Até o ano de 1967, a Argentina era dominada por um grupo composto por cinco grandes clubes: Boca Juniors, River Plate, Independiente, Racing e San Lorenzo. Ninguém podia com eles, ninguém tinha mais títulos que eles e nenhuma equipe se atrevia a interferir na hegemonia dos titãs. Não até um clube de La Plata chamado Estudiantes “ensinar” os “professores” a conquistar canecos em sequência com uma zaga fortíssima, jogadas ensaiadas a exaustão e craques específicos para cada setor do campo. O Estudiantes de 1967-1970 entrou para a história como o primeiro tricampeão consecutivo da Copa Libertadores e pela incrível ascensão de um clube até então pequeno na Argentina ao topo do mundo. Os bailes de Verón, Bilardo, Malbernat e Togneri foram regidos pelo maestro Osvaldo Zubeldía, técnico que chegou ao clube com o simples objetivo de não deixar a equipe frequentar a zona de rebaixamento. Porém, o treinador fez “um pouquinho” mais que isso… É hora de relembrar o período mais glorioso da história desse grande clube argentino.
Objetivo: não cair!
Depois de uma década terrível, com rebaixamentos e problemas, o Estudiantes entrou na década de 60 mais esperançoso. O time investia nas categorias de base e contava com promissores talentos, porém, ainda via o fantasma do rebaixamento rondando La Plata. Em 1965, chegou ao clube o treinador que mudaria para sempre a faceta de “time pequeno” do Estudiantes: Osvaldo Zubeldía. A diretoria do time alvirrubro exigiu do técnico distanciar o clube da zona de descenso. Zubeldía não prometeu nada, só disse que trabalharia muito, falaria pouco e que os resultados viriam em campo. Sem dinheiro, o time apostou em jogadores baratos para as próximas temporadas como Bilardo, Spadaro e Conigliaro, que se uniram aos talentosos jogadores da base do time (Poletti, Aguirre Suárez, Malbernat, Manera, Pachamé e Verón, este último o pai de Juan Sebastían Verón, que brilhou nas décadas de 90 e 2000). Pronto. A base estava formada. Será que a equipe conseguiria se manter na primeira divisão?

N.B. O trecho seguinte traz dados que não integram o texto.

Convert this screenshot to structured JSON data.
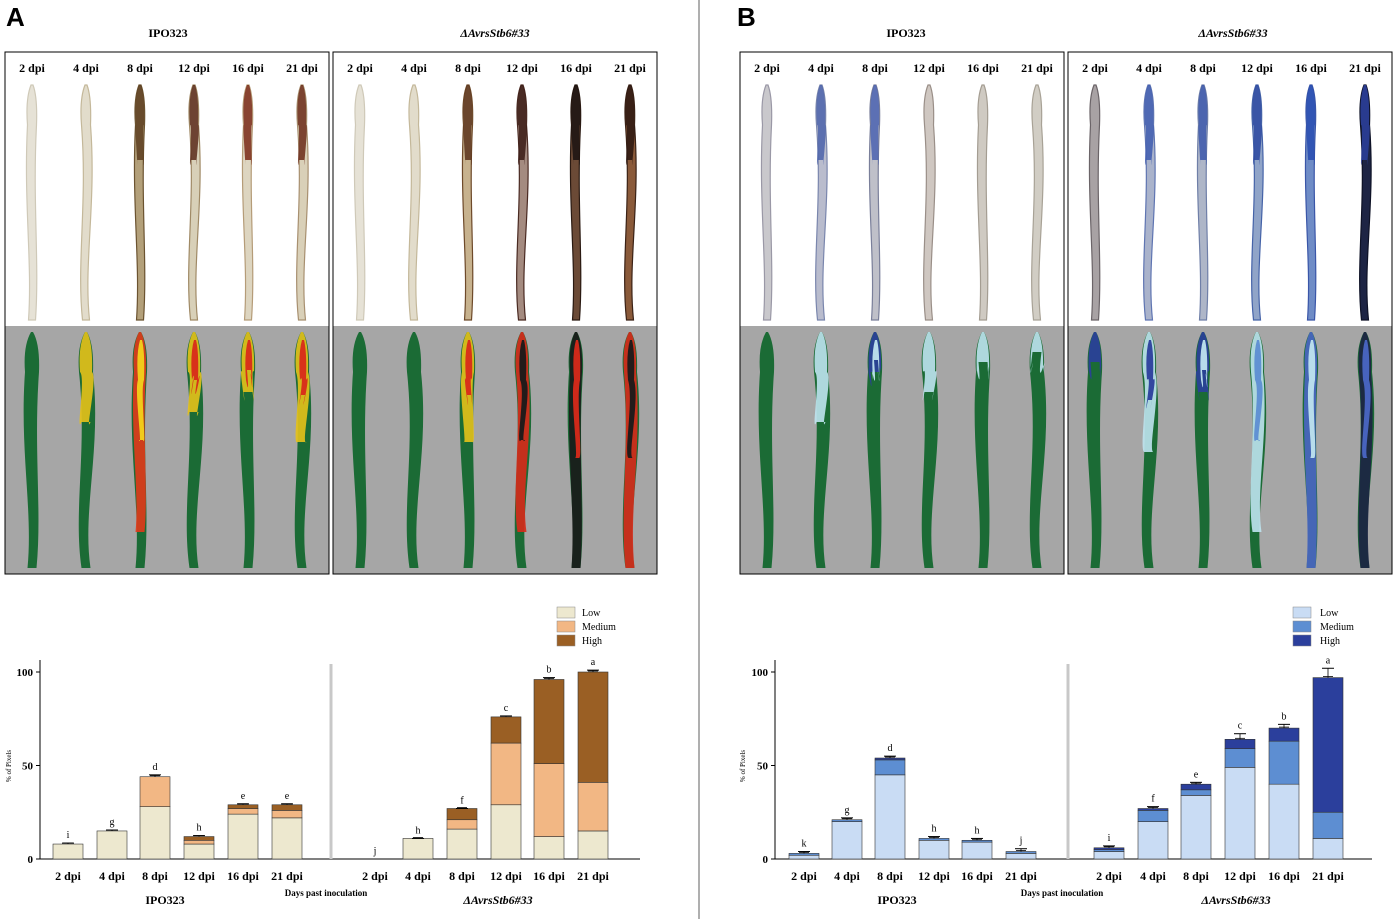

Começando a escrever a história
Depois de ostentar um sétimo lugar no Campeonato Nacional de 1966, o Estudiantes fez história em 1967. A equipe se tornou a primeira fora do chamado “grupo dos grandes” a vencer um campeonato oficial na era profissional do futebol argentino. O time conquistou o Campeonato Metropolitano, que foi realizado pela primeira vez no país e reunia as equipes concentradas na região central da Argentina, sem os clubes do interior. Na fase de classificação, o Estudiantes ficou na segunda posição, com 11 vitórias, sete empates e quatro derrotas em 22 jogos, atrás apenas do grande Racing, então campeão da América. O time se classificou para as semifinais e enfrentou o Platense, no estádio La Bombonera. A equipe de Zubeldía perdia por 3 a 1 e ainda estava com um jogador a menos quando aquele time deu provas de que era especial. Os alvirrubros conseguiram uma virada espetacular por 4 a 3 e se classificaram para a final. Dias depois, o Estudiantes encarou na final do campeonato o poderoso Racing, no estádio El Gasómetro. Quem esperava uma vitória fácil dos campeões da América levou a pior. O Estudiantes venceram por categóricos 3 a 0, com direito a golaço de bicicleta de Verón, e conquistaram o título. A festa foi enorme e a equipe dava a primeira mostra de que muita coisa ainda iria acontecer. O time ainda foi vice-campeão invicto do torneio nacional e seria vice do Metropolitano de 1968. A história estava apenas começando.
Pronto para a América
O Estudiantes já tinha seu estilo de jogo e todas as ferramentas para ir bem na Copa Libertadores de 1968. A equipe de Zubeldía cultuava a bola parada, os movimentos coletivos e as jogadas ensaiadas. Outros trunfos brilhantes eram as impecáveis linhas de impedimento, a catimba, os escanteios fechados e a máxima “defender primeiro, atacar depois”. E como defendia aquele Estudiantes… Com uma zaga fortíssima em tempos de futebol ofensivo, a equipe era um pesadelo para os adversários, que começaram a sofrer a nível continental naquele ano de 1968. O time argentino esteve no Grupo 1, ao lado de Independiente (ARG), Deportivo Cali (COL) e Millonarios (COL). A equipe de La Plata fez uma campanha impecável com cinco vitórias e um empate em seis jogos, com destaque para as vitórias fora de casa contra Independiente (4 a 2), Millonarios (1 a 0) e Deportivo Cali (2 a 1). Em casa, show contra o Deportivo (3 a 0) e Independiente (2 a 0). O empate foi sem gols, em casa, contra o Millonarios. Com 12 gols marcados e apenas três sofridos, a equipe estava embalada e forte para o decorrer da competição.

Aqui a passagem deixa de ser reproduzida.